Bu biraz eski bir masal aslına bakılırsa. Hacettepe Üniveristesinin Sıhhiye Kampüsü'ndeki Eşli Danslar Kulübü günlerine dayanır masalın tarihçesi. Masal da kadınsal bir arzuya dayanır. Kadın milleti dans etmek ister. Çeşitli engellerle karşılaşır:
1- Ortada dans edecek partner yoktur. Biri ile dans partneri olunur. Fakat o partnerle değil dans etmek; bahsi geçen insanın metre yanınıza sokulması sizi irrite etmeye yeter artar. Bir süre debelenir, sonra vazgeçersiniz. ya da bana öyle oldu!

2- Kadın dans etmek ister adam istemez. Oldukça sık görülen bir vakadır. Bu vakada kadın dans etme arzusuyla yanıp tutşmakta ama partnerini bir türlü razı edememektedir.

3- Vakit yoktur. Bu sonuncu durum ikincinin bir nevi dayanağıdır. "vakit mi var hayatım!" şeklinde vuku bulur.

4- Para yoktur! Bunu açıklamaya gerek de yoktur.

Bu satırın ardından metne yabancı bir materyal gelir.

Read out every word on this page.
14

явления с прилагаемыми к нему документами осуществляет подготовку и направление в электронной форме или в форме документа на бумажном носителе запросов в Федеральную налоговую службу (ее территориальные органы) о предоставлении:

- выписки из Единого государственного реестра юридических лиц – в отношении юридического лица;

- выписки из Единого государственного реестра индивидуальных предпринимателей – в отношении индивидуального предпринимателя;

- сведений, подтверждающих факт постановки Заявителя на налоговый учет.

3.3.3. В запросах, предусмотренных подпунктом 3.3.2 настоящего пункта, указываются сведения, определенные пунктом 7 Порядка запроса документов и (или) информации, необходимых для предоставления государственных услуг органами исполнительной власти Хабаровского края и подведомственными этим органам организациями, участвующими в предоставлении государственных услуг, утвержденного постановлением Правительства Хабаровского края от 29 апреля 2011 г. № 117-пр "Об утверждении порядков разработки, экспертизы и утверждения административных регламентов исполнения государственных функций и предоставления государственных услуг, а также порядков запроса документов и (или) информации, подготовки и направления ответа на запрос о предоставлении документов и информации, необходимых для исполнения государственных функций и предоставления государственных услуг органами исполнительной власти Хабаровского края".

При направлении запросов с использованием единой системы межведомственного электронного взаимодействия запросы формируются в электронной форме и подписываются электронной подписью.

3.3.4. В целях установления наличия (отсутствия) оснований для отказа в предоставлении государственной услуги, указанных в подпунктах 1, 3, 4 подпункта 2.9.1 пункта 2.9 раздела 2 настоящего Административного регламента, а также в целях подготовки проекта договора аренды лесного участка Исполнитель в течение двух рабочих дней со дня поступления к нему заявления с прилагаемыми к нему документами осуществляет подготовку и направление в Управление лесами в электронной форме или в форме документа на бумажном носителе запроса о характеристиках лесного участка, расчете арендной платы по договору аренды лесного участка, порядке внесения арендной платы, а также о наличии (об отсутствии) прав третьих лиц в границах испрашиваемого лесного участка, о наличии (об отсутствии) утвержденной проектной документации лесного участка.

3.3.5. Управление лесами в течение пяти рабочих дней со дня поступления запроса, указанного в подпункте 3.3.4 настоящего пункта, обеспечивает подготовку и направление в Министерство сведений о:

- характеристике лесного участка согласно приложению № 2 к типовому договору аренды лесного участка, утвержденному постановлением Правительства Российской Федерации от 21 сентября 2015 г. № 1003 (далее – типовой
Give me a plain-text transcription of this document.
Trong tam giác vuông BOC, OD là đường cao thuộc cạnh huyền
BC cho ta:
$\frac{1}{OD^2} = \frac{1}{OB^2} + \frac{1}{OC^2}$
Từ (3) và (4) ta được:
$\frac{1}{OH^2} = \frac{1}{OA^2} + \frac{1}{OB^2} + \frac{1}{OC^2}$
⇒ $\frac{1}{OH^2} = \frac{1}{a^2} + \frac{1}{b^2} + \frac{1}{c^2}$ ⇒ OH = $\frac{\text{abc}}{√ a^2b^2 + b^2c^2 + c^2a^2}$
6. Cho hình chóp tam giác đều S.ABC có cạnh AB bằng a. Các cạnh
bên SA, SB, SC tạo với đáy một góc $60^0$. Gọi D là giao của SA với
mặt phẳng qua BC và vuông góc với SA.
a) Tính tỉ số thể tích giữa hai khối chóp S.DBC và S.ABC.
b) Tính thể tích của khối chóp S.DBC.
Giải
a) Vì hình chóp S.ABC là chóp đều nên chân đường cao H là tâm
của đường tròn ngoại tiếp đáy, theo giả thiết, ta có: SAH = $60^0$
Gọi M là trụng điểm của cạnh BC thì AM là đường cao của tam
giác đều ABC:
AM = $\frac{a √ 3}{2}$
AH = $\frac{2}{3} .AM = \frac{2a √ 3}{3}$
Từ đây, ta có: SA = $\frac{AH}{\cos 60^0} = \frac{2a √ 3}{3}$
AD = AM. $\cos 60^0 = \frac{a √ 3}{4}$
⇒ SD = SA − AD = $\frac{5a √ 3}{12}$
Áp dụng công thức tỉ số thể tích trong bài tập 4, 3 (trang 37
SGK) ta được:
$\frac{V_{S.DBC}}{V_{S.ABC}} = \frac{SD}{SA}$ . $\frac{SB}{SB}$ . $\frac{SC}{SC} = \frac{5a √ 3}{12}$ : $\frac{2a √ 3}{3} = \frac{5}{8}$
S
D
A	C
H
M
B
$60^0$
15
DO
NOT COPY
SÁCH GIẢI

Son 3 maddede adı geçen engeller aşıldı ve ilk ders yapıldı. Engelleri aşamamızda rolü olan Şule'ye bir kez de burdan teşekkür etmek istiyorum. Sözlerime son verirken birkaç da mesaj vermek istiyorum. Erkekler! Daha ziyade erkeğin yönettiği bir ders olan Arjantin Tangoda 3 dakika süreyle bile olsa yönetimi ele geçirmenin tadını çıkarınız! Eşlerinize, sevgililerinize karşı çıkmayınız! Partnerinizin ayağına basmayınız! Ve... Müziği ve aşkı ruhunuzda hissediniz!